The team’s star safety missed the majority of this season with injuries. When he was on the field, Polamalu was inconsistent. He performed well against the Bengals, sacking quarterback Andy Dalton on one of his signature blitzes timed to the snap. Against the Cowboys the week before, however, Polamalu struggled, frequently getting caught out of position and badly missing several tackles.
The problem with the safety’s freelancing style of play is that it requires the athleticism of a younger man. As he ages, Polamalu is losing the ability to recover quickly when he guesses wrong. That trend isn’t going to reverse itself in 2013. He is not going to magically turn back the clock and become a dominant defensive player again.
Given that Polamalu’s contract will expire after 2014, the Steelers can either accept his limitations and cap burden for the next two seasons out of respect, encourage him to retire or let him go.
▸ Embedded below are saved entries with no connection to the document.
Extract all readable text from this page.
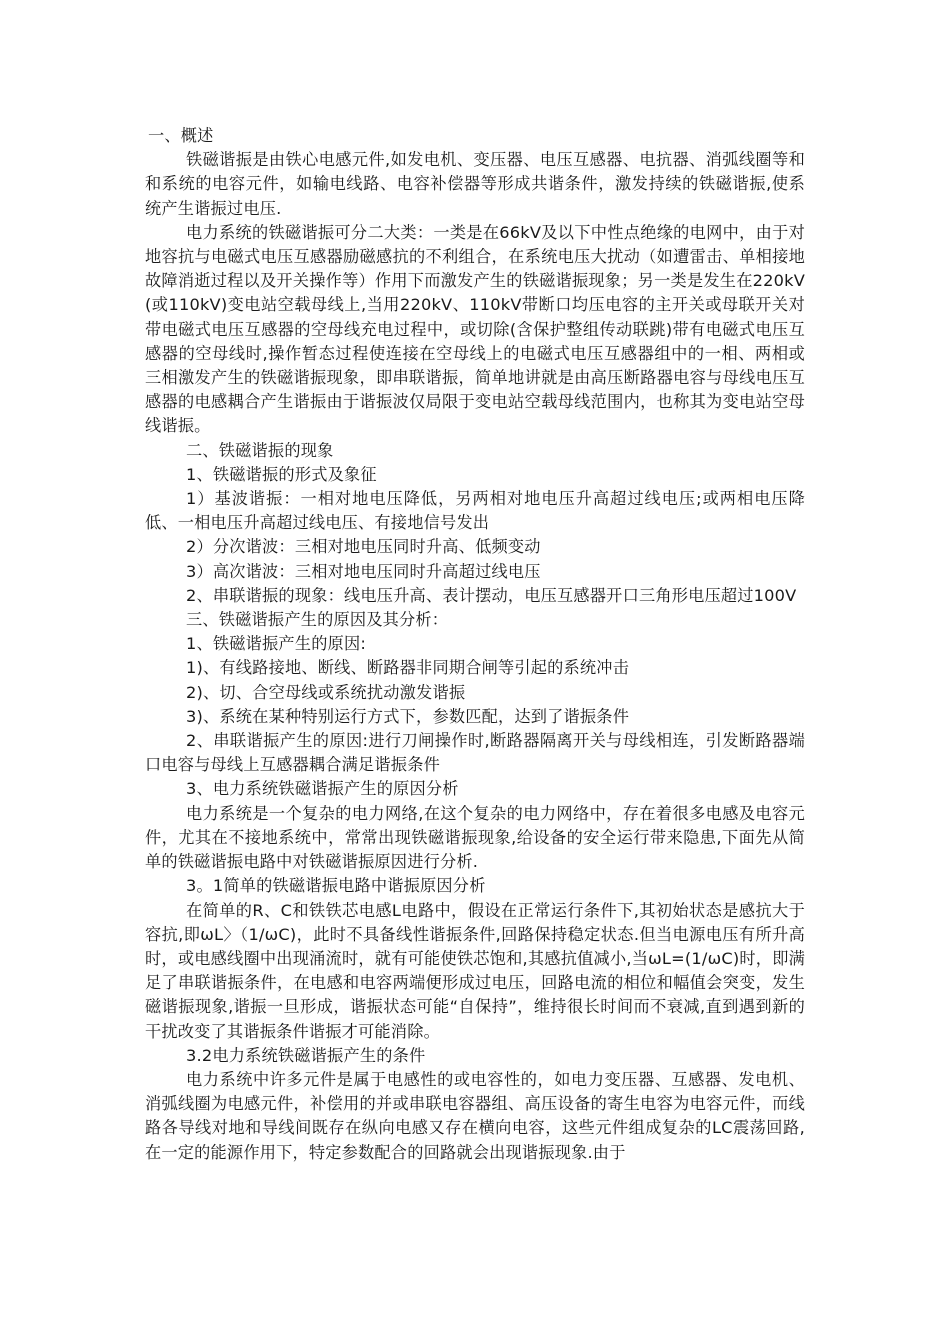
一、概述

铁磁谐振是由铁心电感元件,如发电机、变压器、电压互感器、电抗器、消弧线圈等和和系统的电容元件，如输电线路、电容补偿器等形成共谐条件，激发持续的铁磁谐振,使系统产生谐振过电压.

电力系统的铁磁谐振可分二大类：一类是在66kV及以下中性点绝缘的电网中，由于对地容抗与电磁式电压互感器励磁感抗的不利组合，在系统电压大扰动（如遭雷击、单相接地故障消逝过程以及开关操作等）作用下而激发产生的铁磁谐振现象；另一类是发生在220kV(或110kV)变电站空载母线上,当用220kV、110kV带断口均压电容的主开关或母联开关对带电磁式电压互感器的空母线充电过程中，或切除(含保护整组传动联跳)带有电磁式电压互感器的空母线时,操作暂态过程使连接在空母线上的电磁式电压互感器组中的一相、两相或三相激发产生的铁磁谐振现象，即串联谐振，简单地讲就是由高压断路器电容与母线电压互感器的电感耦合产生谐振由于谐振波仅局限于变电站空载母线范围内，也称其为变电站空母线谐振。

二、铁磁谐振的现象

1、铁磁谐振的形式及象征

1）基波谐振：一相对地电压降低，另两相对地电压升高超过线电压;或两相电压降低、一相电压升高超过线电压、有接地信号发出

2）分次谐波：三相对地电压同时升高、低频变动

3）高次谐波：三相对地电压同时升高超过线电压

2、串联谐振的现象：线电压升高、表计摆动，电压互感器开口三角形电压超过100V

三、铁磁谐振产生的原因及其分析：

1、铁磁谐振产生的原因:

1)、有线路接地、断线、断路器非同期合闸等引起的系统冲击

2)、切、合空母线或系统扰动激发谐振

3)、系统在某种特别运行方式下，参数匹配，达到了谐振条件

2、串联谐振产生的原因:进行刀闸操作时,断路器隔离开关与母线相连，引发断路器端口电容与母线上互感器耦合满足谐振条件

3、电力系统铁磁谐振产生的原因分析

电力系统是一个复杂的电力网络,在这个复杂的电力网络中，存在着很多电感及电容元件，尤其在不接地系统中，常常出现铁磁谐振现象,给设备的安全运行带来隐患,下面先从简单的铁磁谐振电路中对铁磁谐振原因进行分析.

3。1简单的铁磁谐振电路中谐振原因分析

在简单的R、C和铁铁芯电感L电路中，假设在正常运行条件下,其初始状态是感抗大于容抗,即ωL〉（1/ωC)，此时不具备线性谐振条件,回路保持稳定状态.但当电源电压有所升高时，或电感线圈中出现涌流时，就有可能使铁芯饱和,其感抗值减小,当ωL=(1/ωC)时，即满足了串联谐振条件，在电感和电容两端便形成过电压，回路电流的相位和幅值会突变，发生磁谐振现象,谐振一旦形成，谐振状态可能“自保持”，维持很长时间而不衰减,直到遇到新的干扰改变了其谐振条件谐振才可能消除。

3.2电力系统铁磁谐振产生的条件

电力系统中许多元件是属于电感性的或电容性的，如电力变压器、互感器、发电机、消弧线圈为电感元件，补偿用的并或串联电容器组、高压设备的寄生电容为电容元件，而线路各导线对地和导线间既存在纵向电感又存在横向电容，这些元件组成复杂的LC震荡回路,在一定的能源作用下，特定参数配合的回路就会出现谐振现象.由于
It’s pretty unlikely that the Steelers won’t go with the first option, but the second and third are probably better for the team's long-term health.
Harrison and Polamalu aren’t the only popular players the Steelers should look at cutting. Another option would be defensive end Brett Keisel, who will be in the final year of his contract. If Keisel is unwilling to accept a pay cut that would save the team about $2 million next year, Pittsburgh could release him and save nearly $3 million.
A less controversial move would be releasing kicker Shaun Suisham, which would add about $1 million in cap space. Though Suisham has had an excellent season and the projected savings are not huge, the performance of kickers tends to vary widely from year to year, making them pretty fungible commodities.
Veterans who should be spared include cornerback Ike Taylor, wide receiver Jerricho Cotchery and offensive lineman Willie Colon.
At first glance, Taylor seems like a juicy target given his age and $6 million base salary in 2013. However, he has been the cornerstone of an excellent defensive backfield that has yielded the fewest passing yards in the NFL despite missing Polamalu for nine games and playing behind a front seven that only ranks 11th in the NFL in adjusted sack rate, a Football Outsiders stat that measures sacks and intentional grounding penalties per pass attempt, adjusted for down and distance.
Cotchery and Colon are also potential cap casualties, but cutting them would only save about $2.2 million and cost the Steelers two players who offer pretty good value. With a cap hit of $1.5 million, Cotchery doesn’t cost much more than a replacement-level receiver would and the receiver made some crucial catches this year as the team’s third or fourth wideout.
Colon has not had a great year, but his ability to play guard and tackle, coupled with the Steelers’ lack of depth on the offensive line, gives the team a reason to hang onto him.